My unharnessed wheelchair swerved unexpectedly. I reached out to grab onto something so that I wouldn’t flip over.
Riding in the back of my former wheelchair-accessible van was challenging. It had been adapted for a power wheelchair, but after grad school, with no big campus to cross daily, I had switched to using a manual wheelchair full-time.
Angelle was in the driver’s seat. She was formally dressed and looking amazing, just as I was equally formally attired, but appearing uncomfortable. She had agreed to be my plus-one to a wedding party on a Wednesday night in New Orleans, a three-hour drive from my small town.
The uniquely sweet and foul scent signaled that we had made it to NOLA. As we drove through the city’s French Quarter toward the restaurant, we voiced our dismay at the absence of suitable parking spots. Angelle agreed to drop me off in front of the restaurant, helping me out and into the venue, before leaving to find a place to park.
She did this without hesitation. Her response is what marks her as a real friend, though she may have cursed me an hour later as she drove around still looking for a parking spot.
Meanwhile, I was in a much happier atmosphere. The elegant party had moved from pre-dinner cocktails to the formal dining room. I pulled my wheelchair to my place at the table, feeling slightly overwhelmed by the array of silverware and elaborate place settings. I looked at the empty seat next to me, and then at my watch. Almost two hours had passed.
Angelle arrived about 10 minutes later, exasperated. She had to park about an hour away. Since it is unsafe to walk alone at night through the French Quarter, she had befriended a group of tourists who had accompanied her to the restaurant.
She accepted a glass of wine that someone at our table had poured for her, saying that she needed it.

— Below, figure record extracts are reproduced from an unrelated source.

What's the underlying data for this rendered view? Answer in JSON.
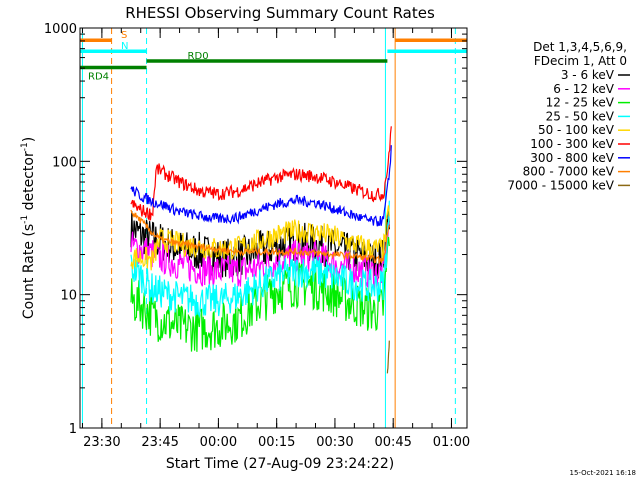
{
  "chart_data": {
    "type": "line",
    "title": "RHESSI Observing Summary Count Rates",
    "xlabel": "Start Time (27-Aug-09 23:24:22)",
    "ylabel_main": "Count Rate (s",
    "ylabel_sup1": "-1",
    "ylabel_mid": " detector",
    "ylabel_sup2": "-1",
    "ylabel_end": ")",
    "y_scale": "log",
    "ylim": [
      1,
      1000
    ],
    "xlim": [
      "23:24:22",
      "01:04:00"
    ],
    "x_ticks": [
      {
        "t": "23:30",
        "label": "23:30"
      },
      {
        "t": "23:45",
        "label": "23:45"
      },
      {
        "t": "00:00",
        "label": "00:00"
      },
      {
        "t": "00:15",
        "label": "00:15"
      },
      {
        "t": "00:30",
        "label": "00:30"
      },
      {
        "t": "00:45",
        "label": "00:45"
      },
      {
        "t": "01:00",
        "label": "01:00"
      }
    ],
    "y_ticks": [
      {
        "value": 1,
        "label": "1"
      },
      {
        "value": 10,
        "label": "10"
      },
      {
        "value": 100,
        "label": "100"
      },
      {
        "value": 1000,
        "label": "1000"
      }
    ],
    "legend_header": [
      "Det 1,3,4,5,6,9,",
      "FDecim 1, Att 0"
    ],
    "legend_placement": "right",
    "series": [
      {
        "name": "3 - 6 keV",
        "color": "#000000",
        "noise": 0.3,
        "points": [
          [
            "23:37:30",
            32
          ],
          [
            "23:40",
            28
          ],
          [
            "23:45",
            25
          ],
          [
            "23:50",
            22
          ],
          [
            "23:55",
            21
          ],
          [
            "00:00",
            19
          ],
          [
            "00:05",
            19
          ],
          [
            "00:10",
            21
          ],
          [
            "00:15",
            23
          ],
          [
            "00:20",
            25
          ],
          [
            "00:25",
            24
          ],
          [
            "00:30",
            22
          ],
          [
            "00:35",
            20
          ],
          [
            "00:40",
            18
          ],
          [
            "00:42:30",
            19
          ],
          [
            "00:44",
            40
          ]
        ]
      },
      {
        "name": "6 - 12 keV",
        "color": "#ff00ff",
        "noise": 0.25,
        "points": [
          [
            "23:37:30",
            23
          ],
          [
            "23:40",
            22
          ],
          [
            "23:45",
            19
          ],
          [
            "23:50",
            17
          ],
          [
            "23:55",
            15.5
          ],
          [
            "00:00",
            15
          ],
          [
            "00:05",
            15
          ],
          [
            "00:10",
            16
          ],
          [
            "00:15",
            18
          ],
          [
            "00:20",
            19.5
          ],
          [
            "00:25",
            19.5
          ],
          [
            "00:30",
            17
          ],
          [
            "00:35",
            15.5
          ],
          [
            "00:40",
            14.5
          ],
          [
            "00:42:30",
            15
          ],
          [
            "00:44",
            35
          ]
        ]
      },
      {
        "name": "12 - 25 keV",
        "color": "#00ee00",
        "noise": 0.35,
        "points": [
          [
            "23:37:30",
            9
          ],
          [
            "23:40",
            8.5
          ],
          [
            "23:43",
            7
          ],
          [
            "23:45",
            6.5
          ],
          [
            "23:50",
            5.7
          ],
          [
            "23:55",
            5.5
          ],
          [
            "00:00",
            5.8
          ],
          [
            "00:05",
            6.5
          ],
          [
            "00:10",
            8.5
          ],
          [
            "00:15",
            11
          ],
          [
            "00:20",
            12
          ],
          [
            "00:25",
            11.5
          ],
          [
            "00:30",
            10
          ],
          [
            "00:35",
            8.5
          ],
          [
            "00:40",
            7.5
          ],
          [
            "00:42:30",
            8
          ],
          [
            "00:44",
            30
          ]
        ]
      },
      {
        "name": "25 - 50 keV",
        "color": "#00ffff",
        "noise": 0.25,
        "points": [
          [
            "23:37:30",
            16
          ],
          [
            "23:40",
            14
          ],
          [
            "23:43",
            11
          ],
          [
            "23:45",
            10.5
          ],
          [
            "23:50",
            9.5
          ],
          [
            "23:55",
            9
          ],
          [
            "00:00",
            9
          ],
          [
            "00:05",
            9.8
          ],
          [
            "00:10",
            11.5
          ],
          [
            "00:15",
            13.5
          ],
          [
            "00:20",
            15
          ],
          [
            "00:25",
            15
          ],
          [
            "00:30",
            13.5
          ],
          [
            "00:35",
            12
          ],
          [
            "00:40",
            11.5
          ],
          [
            "00:42:30",
            12
          ],
          [
            "00:44",
            40
          ]
        ]
      },
      {
        "name": "50 - 100 keV",
        "color": "#ffd700",
        "noise": 0.18,
        "points": [
          [
            "23:37:30",
            19
          ],
          [
            "23:40",
            19
          ],
          [
            "23:43",
            18
          ],
          [
            "23:45",
            26
          ],
          [
            "23:50",
            24
          ],
          [
            "23:55",
            23
          ],
          [
            "00:00",
            22
          ],
          [
            "00:05",
            22.5
          ],
          [
            "00:10",
            25
          ],
          [
            "00:15",
            28
          ],
          [
            "00:20",
            30
          ],
          [
            "00:25",
            29.5
          ],
          [
            "00:30",
            27
          ],
          [
            "00:35",
            24
          ],
          [
            "00:40",
            22
          ],
          [
            "00:42:30",
            22
          ],
          [
            "00:44",
            45
          ]
        ]
      },
      {
        "name": "100 - 300 keV",
        "color": "#ff0000",
        "noise": 0.1,
        "points": [
          [
            "23:37:30",
            48
          ],
          [
            "23:40",
            43
          ],
          [
            "23:43",
            40
          ],
          [
            "23:44",
            88
          ],
          [
            "23:45",
            85
          ],
          [
            "23:50",
            70
          ],
          [
            "23:55",
            60
          ],
          [
            "00:00",
            57
          ],
          [
            "00:05",
            60
          ],
          [
            "00:10",
            68
          ],
          [
            "00:15",
            76
          ],
          [
            "00:20",
            80
          ],
          [
            "00:25",
            77
          ],
          [
            "00:30",
            70
          ],
          [
            "00:35",
            62
          ],
          [
            "00:40",
            56
          ],
          [
            "00:42:30",
            57
          ],
          [
            "00:44",
            110
          ],
          [
            "00:44:30",
            200
          ]
        ]
      },
      {
        "name": "300 - 800 keV",
        "color": "#0000ff",
        "noise": 0.08,
        "points": [
          [
            "23:37:30",
            62
          ],
          [
            "23:40",
            55
          ],
          [
            "23:43",
            50
          ],
          [
            "23:45",
            48
          ],
          [
            "23:50",
            42
          ],
          [
            "23:55",
            39
          ],
          [
            "00:00",
            37
          ],
          [
            "00:05",
            38
          ],
          [
            "00:10",
            43
          ],
          [
            "00:15",
            48
          ],
          [
            "00:20",
            51
          ],
          [
            "00:25",
            49
          ],
          [
            "00:30",
            44
          ],
          [
            "00:35",
            39
          ],
          [
            "00:40",
            35
          ],
          [
            "00:42:30",
            36
          ],
          [
            "00:44",
            80
          ],
          [
            "00:44:30",
            130
          ]
        ]
      },
      {
        "name": "800 - 7000 keV",
        "color": "#ff7f00",
        "noise": 0.05,
        "points": [
          [
            "23:37:30",
            42
          ],
          [
            "23:40",
            36
          ],
          [
            "23:43",
            29
          ],
          [
            "23:45",
            26
          ],
          [
            "23:50",
            24
          ],
          [
            "23:55",
            23
          ],
          [
            "00:00",
            22
          ],
          [
            "00:05",
            21
          ],
          [
            "00:10",
            21
          ],
          [
            "00:15",
            21
          ],
          [
            "00:20",
            21
          ],
          [
            "00:25",
            20.5
          ],
          [
            "00:30",
            20
          ],
          [
            "00:35",
            19.5
          ],
          [
            "00:40",
            18.5
          ],
          [
            "00:42:30",
            18
          ],
          [
            "00:44",
            35
          ]
        ]
      },
      {
        "name": "7000 - 15000 keV",
        "color": "#8b6914",
        "noise": 0.03,
        "points": [
          [
            "00:43:30",
            2.5
          ],
          [
            "00:44",
            4.5
          ]
        ]
      }
    ],
    "annotation_bars": [
      {
        "label": "S",
        "color": "#ff7f00",
        "y": 810,
        "segments": [
          [
            "23:24:22",
            "23:32:30"
          ],
          [
            "00:45:30",
            "01:04:00"
          ]
        ]
      },
      {
        "label": "N",
        "color": "#00ffff",
        "y": 670,
        "segments": [
          [
            "23:24:22",
            "23:41:30"
          ],
          [
            "00:43:30",
            "01:04:00"
          ]
        ]
      },
      {
        "label": "RD0",
        "color": "#008000",
        "y": 565,
        "segments": [
          [
            "23:41:30",
            "00:43:30"
          ]
        ]
      },
      {
        "label": "RD4",
        "color": "#008000",
        "y": 505,
        "segments": [
          [
            "23:24:22",
            "23:41:30"
          ]
        ]
      }
    ],
    "vertical_markers": [
      {
        "t": "23:25:00",
        "color": "#00ffff",
        "dash": false
      },
      {
        "t": "23:32:30",
        "color": "#ff7f00",
        "dash": true
      },
      {
        "t": "23:41:30",
        "color": "#00ffff",
        "dash": true
      },
      {
        "t": "00:43:00",
        "color": "#00ffff",
        "dash": false
      },
      {
        "t": "00:45:30",
        "color": "#ff7f00",
        "dash": false
      },
      {
        "t": "01:01:00",
        "color": "#00ffff",
        "dash": true
      }
    ]
  },
  "footer_date": "15-Oct-2021 16:18"
}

Thoughts raced through my head, and my overriding feeling was guilt. My friend had to endure a major inconvenience because of me. She was exhausted, both physically and mentally.

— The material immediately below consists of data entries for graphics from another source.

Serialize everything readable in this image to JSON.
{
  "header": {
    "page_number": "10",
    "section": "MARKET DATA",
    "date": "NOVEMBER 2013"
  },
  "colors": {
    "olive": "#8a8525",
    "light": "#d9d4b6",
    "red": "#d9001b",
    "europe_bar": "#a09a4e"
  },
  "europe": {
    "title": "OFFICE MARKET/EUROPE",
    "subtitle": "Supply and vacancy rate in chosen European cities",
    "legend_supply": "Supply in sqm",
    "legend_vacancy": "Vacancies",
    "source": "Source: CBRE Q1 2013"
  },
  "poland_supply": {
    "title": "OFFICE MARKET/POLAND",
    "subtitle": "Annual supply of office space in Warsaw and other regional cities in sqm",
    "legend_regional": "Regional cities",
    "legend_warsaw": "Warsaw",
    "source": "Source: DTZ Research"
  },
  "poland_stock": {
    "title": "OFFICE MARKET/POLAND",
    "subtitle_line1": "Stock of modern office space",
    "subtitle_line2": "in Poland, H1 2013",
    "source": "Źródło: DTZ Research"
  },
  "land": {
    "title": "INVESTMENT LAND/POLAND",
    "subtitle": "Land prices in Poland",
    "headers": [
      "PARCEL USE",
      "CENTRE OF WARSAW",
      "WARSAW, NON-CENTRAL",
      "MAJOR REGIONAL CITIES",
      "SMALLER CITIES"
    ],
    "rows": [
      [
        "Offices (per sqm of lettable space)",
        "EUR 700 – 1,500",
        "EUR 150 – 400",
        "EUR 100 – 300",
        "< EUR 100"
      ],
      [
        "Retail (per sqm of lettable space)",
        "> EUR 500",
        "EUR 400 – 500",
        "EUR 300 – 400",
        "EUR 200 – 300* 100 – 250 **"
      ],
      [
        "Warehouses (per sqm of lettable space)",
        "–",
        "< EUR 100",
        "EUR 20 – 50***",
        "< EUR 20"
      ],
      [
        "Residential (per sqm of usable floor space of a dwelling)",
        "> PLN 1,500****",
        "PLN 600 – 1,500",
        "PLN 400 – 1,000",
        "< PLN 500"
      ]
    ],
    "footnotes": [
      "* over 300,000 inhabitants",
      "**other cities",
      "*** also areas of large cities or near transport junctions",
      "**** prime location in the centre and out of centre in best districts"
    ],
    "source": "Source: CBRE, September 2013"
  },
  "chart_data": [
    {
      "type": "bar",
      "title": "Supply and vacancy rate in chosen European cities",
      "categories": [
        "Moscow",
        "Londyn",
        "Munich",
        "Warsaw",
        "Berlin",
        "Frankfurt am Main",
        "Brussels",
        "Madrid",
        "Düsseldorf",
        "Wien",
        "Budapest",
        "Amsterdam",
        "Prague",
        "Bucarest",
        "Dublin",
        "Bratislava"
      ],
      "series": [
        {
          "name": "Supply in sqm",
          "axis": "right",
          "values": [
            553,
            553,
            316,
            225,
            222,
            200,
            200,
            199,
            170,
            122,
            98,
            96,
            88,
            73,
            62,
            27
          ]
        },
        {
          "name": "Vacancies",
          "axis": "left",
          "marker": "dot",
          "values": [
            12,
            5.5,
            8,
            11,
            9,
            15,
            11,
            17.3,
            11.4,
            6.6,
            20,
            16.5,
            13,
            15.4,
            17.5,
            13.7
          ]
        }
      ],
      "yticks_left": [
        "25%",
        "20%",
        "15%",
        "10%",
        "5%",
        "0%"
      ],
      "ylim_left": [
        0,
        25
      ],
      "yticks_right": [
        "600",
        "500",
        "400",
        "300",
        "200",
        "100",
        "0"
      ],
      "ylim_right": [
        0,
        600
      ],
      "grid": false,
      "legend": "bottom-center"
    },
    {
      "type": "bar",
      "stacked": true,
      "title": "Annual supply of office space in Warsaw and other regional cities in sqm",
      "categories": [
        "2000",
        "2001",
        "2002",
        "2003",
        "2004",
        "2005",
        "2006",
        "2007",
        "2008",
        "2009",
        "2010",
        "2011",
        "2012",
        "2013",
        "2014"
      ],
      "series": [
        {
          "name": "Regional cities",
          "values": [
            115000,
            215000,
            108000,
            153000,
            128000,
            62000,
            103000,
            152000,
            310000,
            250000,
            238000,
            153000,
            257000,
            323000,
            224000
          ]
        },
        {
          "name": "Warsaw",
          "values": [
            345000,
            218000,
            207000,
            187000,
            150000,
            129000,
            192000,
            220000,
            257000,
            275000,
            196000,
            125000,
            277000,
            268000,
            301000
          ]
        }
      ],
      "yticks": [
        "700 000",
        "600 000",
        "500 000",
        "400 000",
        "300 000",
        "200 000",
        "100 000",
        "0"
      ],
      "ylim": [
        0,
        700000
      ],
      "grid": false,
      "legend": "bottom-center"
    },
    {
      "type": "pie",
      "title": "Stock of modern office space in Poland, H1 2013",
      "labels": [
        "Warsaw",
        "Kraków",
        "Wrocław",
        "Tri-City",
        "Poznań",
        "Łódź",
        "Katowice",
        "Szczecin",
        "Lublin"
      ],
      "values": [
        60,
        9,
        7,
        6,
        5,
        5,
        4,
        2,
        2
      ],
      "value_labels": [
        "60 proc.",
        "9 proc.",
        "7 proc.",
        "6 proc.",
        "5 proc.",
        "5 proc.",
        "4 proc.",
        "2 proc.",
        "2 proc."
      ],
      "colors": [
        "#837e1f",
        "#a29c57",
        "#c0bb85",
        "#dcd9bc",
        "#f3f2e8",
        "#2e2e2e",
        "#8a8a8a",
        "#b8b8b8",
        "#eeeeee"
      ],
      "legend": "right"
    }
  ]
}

“I am so sorry,” I told her. “I wouldn’t have asked you to go if I knew it would be so hard.”
“I know,” Angelle said. “If we knew how hard it would be, we wouldn’t have come.”
Tears welled in my eyes. It’s an uncomfortable habit of mine: I’m not a crier, so my tears don’t fall, but my eyes become glassy when I’m overwhelmed by my emotions.
I sometimes think of myself as merely a burden. The progressive manner of Friedreich’s ataxia makes me increasingly dependent, and I believe that I am overly relying on others for help.
Angelle seemed to read my thoughts. “But it’s OK. I’m glad I’m here.”
And suddenly, just like that, I was, too.
The dinner continued. It was an awesome event: eating delicious food, drinking excellent wine and champagne, visiting with old friends, including the future bride and groom. As the party came to a close, I dreaded the long return trek to my van, but Angelle and I made it fun, by walking with some friends from the party and stopping by Café du Monde after midnight for some much-needed beignets and café au lait.
We arrived home at 5 a.m. Angelle had to be at work in four hours.
I don’t remember what we talked about on the drive home. I don’t think our conversation mattered. What counted is that I have a friend who can overlook my neediness. She serves as a constant in the receding tides of my physical abilities.
When we first met in my first year of undergrad, some of my friends didn’t understand Angelle’s quick-witted and dry humor; they assumed she was just so mean. But I could see through her sarcastic exterior to her heart of gold.
And how I see her has remained consistent throughout the years.
Maybe it runs both ways? Perhaps my qualities that matter to her are still there, despite my physical degeneration.
Over 10 years later we are still great friends. Cheers to Angelle. Cheers to the French Quarter and beignets. Cheers to consistency.